OBJECTIVE: A recent prospective study found that fenestrated endovascular abdominal aortic aneurysm (AAA) repair (FEVAR) was safe and effective in appropriately selected patients at experienced centers. As this new technology is disseminated to the community, it will be important to understand how this technology compares with standard endovascular AAA repair (EVAR). The goal of this study was to compare the outcomes of FEVAR vs EVAR of AAAs.

METHODS: The American College of Surgeons-National Surgical Quality Improvement Program database from 2005 to 2012 was queried for AAAs (International Classification of Diseases, Ninth Revision code 441.4). Patients were stratified according to procedure (FEVAR vs EVAR). A bivariate analysis was done to assess preoperative and intraoperative risk factors for postoperative outcomes. Thirty-day postoperative mortality and complication rates were described for each procedure type. Multivariable logistic regression was performed to assess the association between the type of procedure and the risk of postoperative complications.

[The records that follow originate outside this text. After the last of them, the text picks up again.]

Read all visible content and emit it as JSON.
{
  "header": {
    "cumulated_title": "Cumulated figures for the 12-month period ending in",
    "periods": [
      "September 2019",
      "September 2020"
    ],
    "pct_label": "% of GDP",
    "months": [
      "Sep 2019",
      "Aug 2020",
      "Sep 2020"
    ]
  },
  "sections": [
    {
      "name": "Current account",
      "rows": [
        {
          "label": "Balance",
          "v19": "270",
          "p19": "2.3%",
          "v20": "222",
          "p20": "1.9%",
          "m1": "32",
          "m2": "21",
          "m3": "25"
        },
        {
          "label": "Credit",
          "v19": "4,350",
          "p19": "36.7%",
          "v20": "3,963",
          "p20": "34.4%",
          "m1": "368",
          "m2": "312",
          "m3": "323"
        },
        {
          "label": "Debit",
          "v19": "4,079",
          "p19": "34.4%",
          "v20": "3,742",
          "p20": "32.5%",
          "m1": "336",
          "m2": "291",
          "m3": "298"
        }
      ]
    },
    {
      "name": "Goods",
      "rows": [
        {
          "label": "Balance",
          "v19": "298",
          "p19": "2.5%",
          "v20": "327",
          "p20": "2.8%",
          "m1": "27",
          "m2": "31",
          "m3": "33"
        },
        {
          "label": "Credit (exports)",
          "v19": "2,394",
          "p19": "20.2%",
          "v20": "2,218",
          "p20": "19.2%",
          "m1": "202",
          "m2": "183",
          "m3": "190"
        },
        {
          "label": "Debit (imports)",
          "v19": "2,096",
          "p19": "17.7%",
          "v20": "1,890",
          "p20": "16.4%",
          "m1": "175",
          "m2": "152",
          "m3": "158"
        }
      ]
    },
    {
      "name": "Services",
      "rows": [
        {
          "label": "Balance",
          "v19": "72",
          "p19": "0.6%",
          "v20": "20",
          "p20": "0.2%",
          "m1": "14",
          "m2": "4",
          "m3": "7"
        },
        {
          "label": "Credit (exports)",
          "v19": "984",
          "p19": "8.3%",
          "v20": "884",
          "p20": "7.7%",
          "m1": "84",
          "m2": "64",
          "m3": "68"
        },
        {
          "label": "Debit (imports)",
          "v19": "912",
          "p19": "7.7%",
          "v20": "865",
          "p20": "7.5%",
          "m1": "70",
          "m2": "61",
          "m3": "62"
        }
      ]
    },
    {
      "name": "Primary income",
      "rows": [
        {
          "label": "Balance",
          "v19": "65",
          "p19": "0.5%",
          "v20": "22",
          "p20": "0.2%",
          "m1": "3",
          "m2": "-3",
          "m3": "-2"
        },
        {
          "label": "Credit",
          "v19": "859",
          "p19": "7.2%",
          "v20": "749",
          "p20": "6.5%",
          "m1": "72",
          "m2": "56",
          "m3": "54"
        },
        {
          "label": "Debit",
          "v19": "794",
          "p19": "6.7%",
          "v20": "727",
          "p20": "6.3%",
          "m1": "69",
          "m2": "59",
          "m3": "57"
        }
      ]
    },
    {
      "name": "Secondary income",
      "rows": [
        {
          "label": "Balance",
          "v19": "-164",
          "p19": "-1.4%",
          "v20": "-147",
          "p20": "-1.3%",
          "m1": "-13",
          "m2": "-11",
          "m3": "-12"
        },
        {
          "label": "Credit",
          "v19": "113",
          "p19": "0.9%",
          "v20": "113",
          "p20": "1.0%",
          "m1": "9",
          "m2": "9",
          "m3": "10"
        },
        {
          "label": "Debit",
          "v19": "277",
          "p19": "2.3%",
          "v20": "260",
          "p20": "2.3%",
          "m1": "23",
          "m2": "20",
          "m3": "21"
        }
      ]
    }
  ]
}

RESULTS: A total of 458 patients underwent FEVAR and 19,060 patients underwent EVAR for AAA. Patients undergoing FEVAR were older (P = .02) and less likely to have a bleeding disorder (P = .046). Otherwise, the incidence of comorbidities in both groups was similar. FEVAR was associated with increased median operative time (156 vs 137 minutes; P < .001), and average postoperative length of stay (3.3 vs 2.8 days; P = .03). There was a statistically significant increase in overall complications (23.6% vs 14.3%; P < .001) and postoperative transfusions (15.3% vs 6.1%, P < .001) and trends toward increased cardiac complications (2.2% vs 1.3%; P = .09) and the need for dialysis (1.5% vs 0.8%; P = .08) in the FEVAR group. Mortality (2.4% vs 1.5%; P = .12) was not statistically different. On multivariable analysis, FEVAR remained independently associated with the need for postoperative transfusions when operative time was <75th percentile (adjusted odds ratio, 1.72; 95% confidence interval, 1.09-2.72; P = .02) as well as when operative time was >75th percentile for respective procedures (adjusted odds ratio, 5.33; 95% confidence interval, 3.55-8.00; P < .001).

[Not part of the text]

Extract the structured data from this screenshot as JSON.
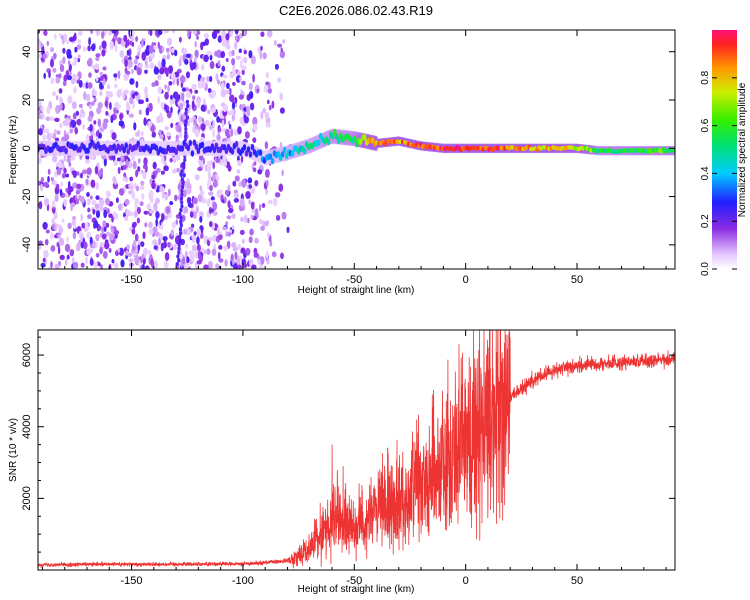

CONCLUSIONS: Patients undergoing FEVAR are more likely than patients undergoing EVAR to receive blood transfusions postoperatively and are more likely to sustain postoperative complications. Although mortality was similar, trends toward increased cardiac and renal complications may suggest the need for judicious dissemination of this new technology. Future research with larger number of FEVAR cases will be necessary to determine if these associations remain.